The British Conservative Party has chosen a new leader and a highly unlikely one at that.

Liz Truss sees herself in the image of Margaret Thatcher, but she shares none of the Conservative upbringing or groundbreaking ability of her famous predecessor.

Truss now becomes the third British female prime minister and threatens to be the worst of them. She comes to power at a critical time when major issues are sweeping across Europe, especially the ratification of Brexit and an agreed solution to the Northern Irish border issue.

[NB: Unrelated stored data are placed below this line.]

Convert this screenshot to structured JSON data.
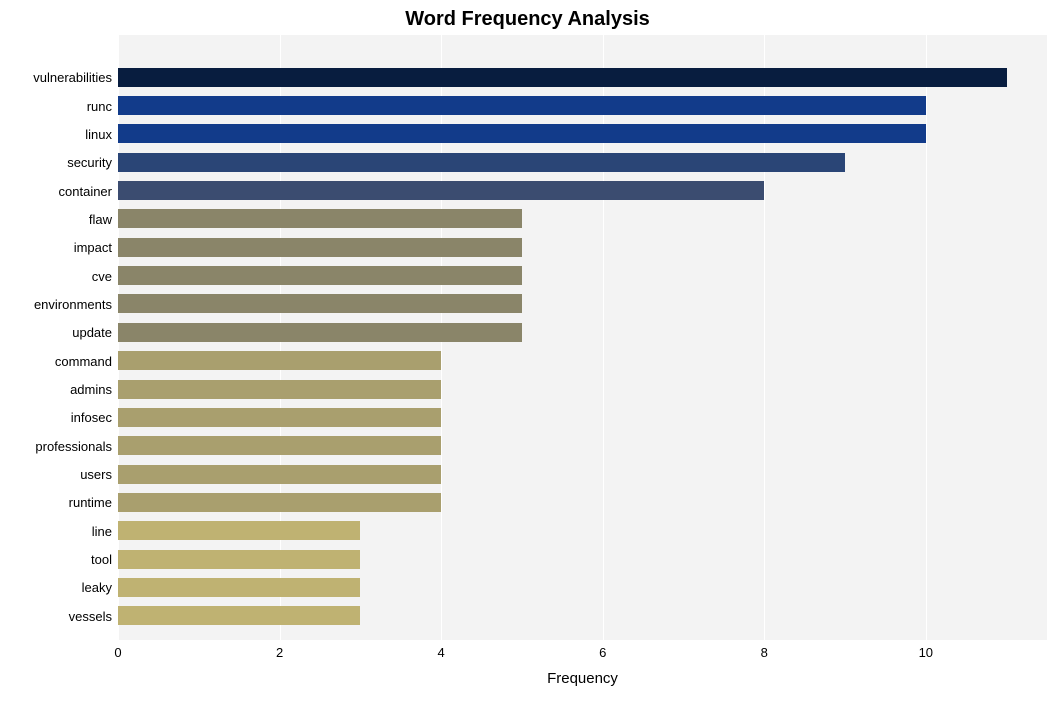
{
  "chart_data": {
    "type": "bar",
    "orientation": "horizontal",
    "title": "Word Frequency Analysis",
    "xlabel": "Frequency",
    "ylabel": "",
    "xlim": [
      0,
      11.5
    ],
    "xticks": [
      0,
      2,
      4,
      6,
      8,
      10
    ],
    "categories": [
      "vulnerabilities",
      "runc",
      "linux",
      "security",
      "container",
      "flaw",
      "impact",
      "cve",
      "environments",
      "update",
      "command",
      "admins",
      "infosec",
      "professionals",
      "users",
      "runtime",
      "line",
      "tool",
      "leaky",
      "vessels"
    ],
    "values": [
      11,
      10,
      10,
      9,
      8,
      5,
      5,
      5,
      5,
      5,
      4,
      4,
      4,
      4,
      4,
      4,
      3,
      3,
      3,
      3
    ],
    "colors": [
      "#081d3f",
      "#123b8a",
      "#123b8a",
      "#2a4576",
      "#3b4c70",
      "#8a8569",
      "#8a8569",
      "#8a8569",
      "#8a8569",
      "#8a8569",
      "#a99f6e",
      "#a99f6e",
      "#a99f6e",
      "#a99f6e",
      "#a99f6e",
      "#a99f6e",
      "#bfb272",
      "#bfb272",
      "#bfb272",
      "#bfb272"
    ]
  }
}
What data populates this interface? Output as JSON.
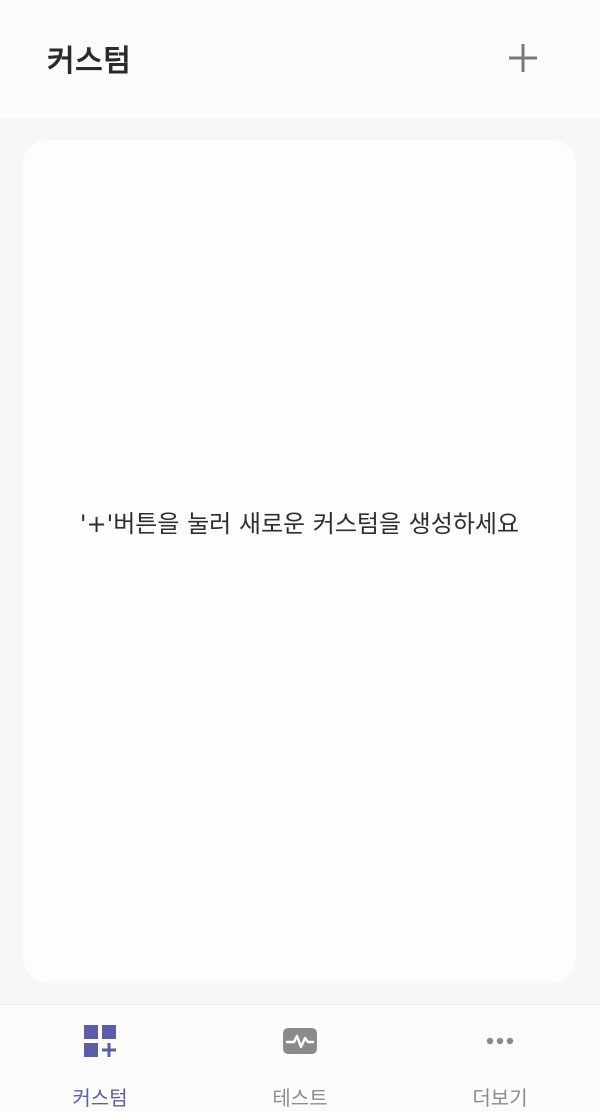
{
  "header": {
    "title": "커스텀",
    "add_icon": "plus-icon"
  },
  "main": {
    "empty_message": "'+'버튼을 눌러 새로운 커스텀을 생성하세요"
  },
  "tabbar": {
    "active_tab": "custom",
    "tabs": [
      {
        "id": "custom",
        "label": "커스텀",
        "icon": "grid-plus-icon"
      },
      {
        "id": "test",
        "label": "테스트",
        "icon": "pulse-icon"
      },
      {
        "id": "more",
        "label": "더보기",
        "icon": "more-dots-icon"
      }
    ]
  },
  "colors": {
    "accent": "#5b5ea6",
    "inactive": "#8c8c8c",
    "background": "#f7f7f8",
    "surface": "#fdfcfd"
  }
}
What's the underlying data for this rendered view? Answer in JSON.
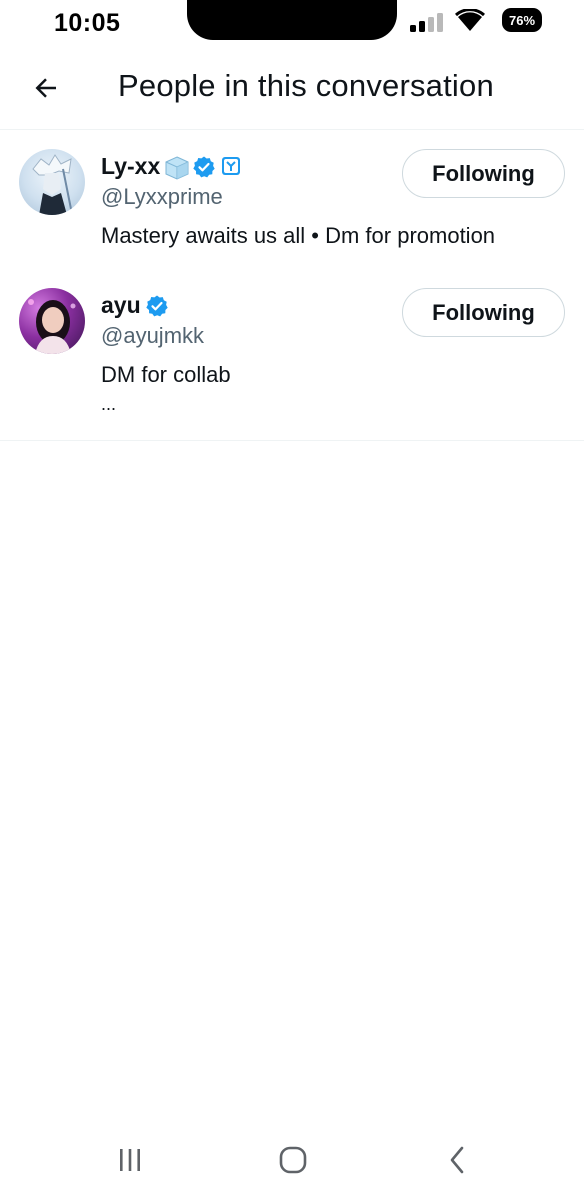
{
  "status_bar": {
    "time": "10:05",
    "battery_percent": "76%",
    "signal_bars_active": 2,
    "signal_bars_total": 4
  },
  "header": {
    "back_icon": "arrow-left-icon",
    "title": "People in this conversation"
  },
  "users": [
    {
      "display_name": "Ly-xx",
      "handle": "@Lyxxprime",
      "bio": "Mastery awaits us all • Dm for promotion",
      "follow_label": "Following",
      "badges": [
        "ice-cube-emoji-icon",
        "verified-badge-icon",
        "affiliate-badge-icon"
      ]
    },
    {
      "display_name": "ayu",
      "handle": "@ayujmkk",
      "bio": "DM for collab",
      "bio_more": "...",
      "follow_label": "Following",
      "badges": [
        "verified-badge-icon"
      ]
    }
  ],
  "nav": {
    "items": [
      "recent-apps-icon",
      "home-icon",
      "back-icon"
    ]
  },
  "colors": {
    "verified_blue": "#1d9bf0",
    "secondary_text": "#536471",
    "primary_text": "#0f1419",
    "divider": "#eff3f4"
  }
}
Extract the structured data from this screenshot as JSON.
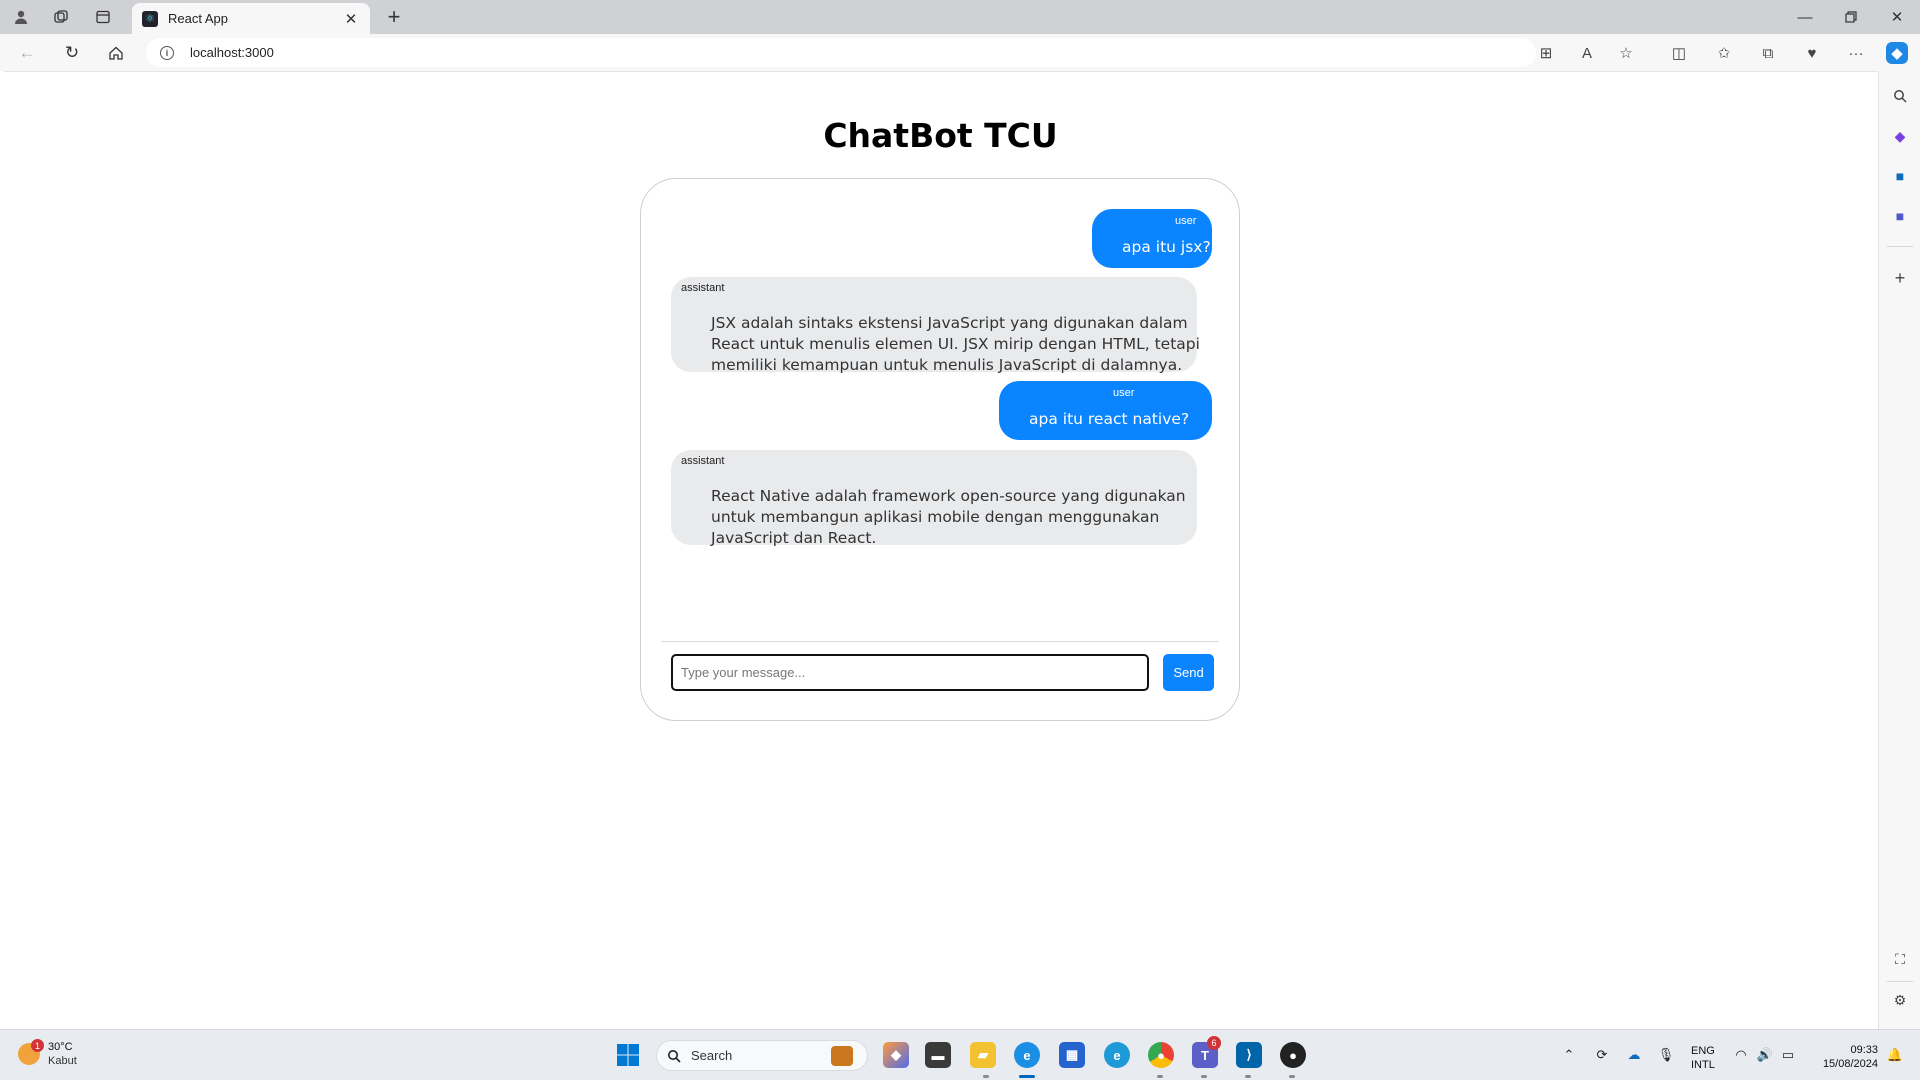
{
  "browser": {
    "tab_title": "React App",
    "url": "localhost:3000"
  },
  "page": {
    "title": "ChatBot TCU"
  },
  "chat": {
    "messages": [
      {
        "role": "user",
        "text": "apa itu jsx?"
      },
      {
        "role": "assistant",
        "lines": [
          "JSX adalah sintaks ekstensi JavaScript yang digunakan dalam",
          "React untuk menulis elemen UI. JSX mirip dengan HTML, tetapi",
          "memiliki kemampuan untuk menulis JavaScript di dalamnya."
        ]
      },
      {
        "role": "user",
        "text": "apa itu react native?"
      },
      {
        "role": "assistant",
        "lines": [
          "React Native adalah framework open-source yang digunakan",
          "untuk membangun aplikasi mobile dengan menggunakan",
          "JavaScript dan React."
        ]
      }
    ],
    "input_placeholder": "Type your message...",
    "input_value": "",
    "send_label": "Send"
  },
  "taskbar": {
    "weather": {
      "temp": "30°C",
      "condition": "Kabut",
      "badge": "1"
    },
    "search_label": "Search",
    "teams_badge": "6",
    "language": {
      "line1": "ENG",
      "line2": "INTL"
    },
    "clock": {
      "time": "09:33",
      "date": "15/08/2024"
    }
  },
  "colors": {
    "user_bubble": "#0a84ff",
    "assistant_bubble": "#e9eaec",
    "send_button": "#0a84ff"
  }
}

It was noticeable on the stump that Truss was taking the hardest position possible on all those issues. The fact that she personally attacked the leader of the Scottish Nationalist Party, Nicola Sturgeon, and sneered at the notion of a united Ireland lets us know which way her path is heading.

Yet we have been wrong before. Thatcher, for all her many faults, signed the breakthrough Anglo-Irish Agreement in 1985 which was a huge stepping stone towards peace in the North.

But Truss has given no indication of any such visionary politics.  Her father has not spoken to her about politics for years because he is so disgusted by her turn to the far right – John Truss, an emeritus professor of mathematics, is a supporter of the Liberal Democrats in the U.K., as is his wife and Truss’ mother, Priscilla.

But Truss has embarked on a different route, and those closest to her seem to matter little in her quest for power.

As a step towards leadership of the Tories, she stated that her childhood, state-run school outside Leeds in the north of England was falling to rack and ruin and that she became a Conservative soon after. She took on an unlikely role, that of the agreed candidate of the far right faction of the Tory Party.

Truss’ new friends are strange bedfellows, people for whom the title “Little Englanders” seems especially appropriate.

She inherits a party that is deeply split between a group known as the Remainers who voted for Britain to stay in Europe, and the hard-right faction of Brexiteers that she now heads.

Given the importance of the issues that she will immediately be dealing with, it is instructive to note that while she was foreign secretary, Truss was highly critical of the Irish government and clearly took a pro-unionist stance.

It remains to be seen if what she was before becoming prime minister is a true version of her politics and beliefs.  Truss voted to remain in Europe and was known as one of the most moderate Tory voices before she began an ambitious climb that has now brought her to the very top.

Because she is inheriting such a divided party, she will have to be especially careful of former Tory leader and outgoing Prime Minister Boris Johnson, who has not gone quietly to the sidelines and remains a central figure bent on returning to power by hook or by crook.

If that’s not enough, Truss also inherits the Ukrainian policy that Johnson strongly followed, making clear that he would defend Ukraine despite any cost to Britain.

Truss is entering a battlefield, not a political arena.  The Tories have been in chaos for years following the Brexit vote in 2018.  The party leadership has regularly changed because of the tumult. 

The best hope with Truss, it seems, is that she will become a different politician in power than she was when she was seeking the Tory leadership. But the runes are making clear that that is highly unlikely.

Meanwhile, the Irish government will feel deep dismay that the most hardline of all the Tory candidates has succeeded. They know Truss has made clear that she feels she can trigger Article 16 of the Brexit agreement covering the Northern Ireland Protocol which avoids a hard border between north and south.

The reality is that Truss has no such authority, and Britain signed off on the Protocol, much to the chagrin of the right-wingers in the Tory Party. 

It is again a time of great change, of war in Ukraine, of a domestic U.K. fuel crisis brought about by that war, of rocketing inflation, of steps towards nationhood being taken by Scotland, and hardliners in Northern Ireland squaring up to try and destroy the Protocol.  

Truss inherits an almost impossible situation. The sad part is that she is correct when she says she’s no Margaret Thatcher. 

It is up to Truss to prove everybody wrong, but don’t bet on it.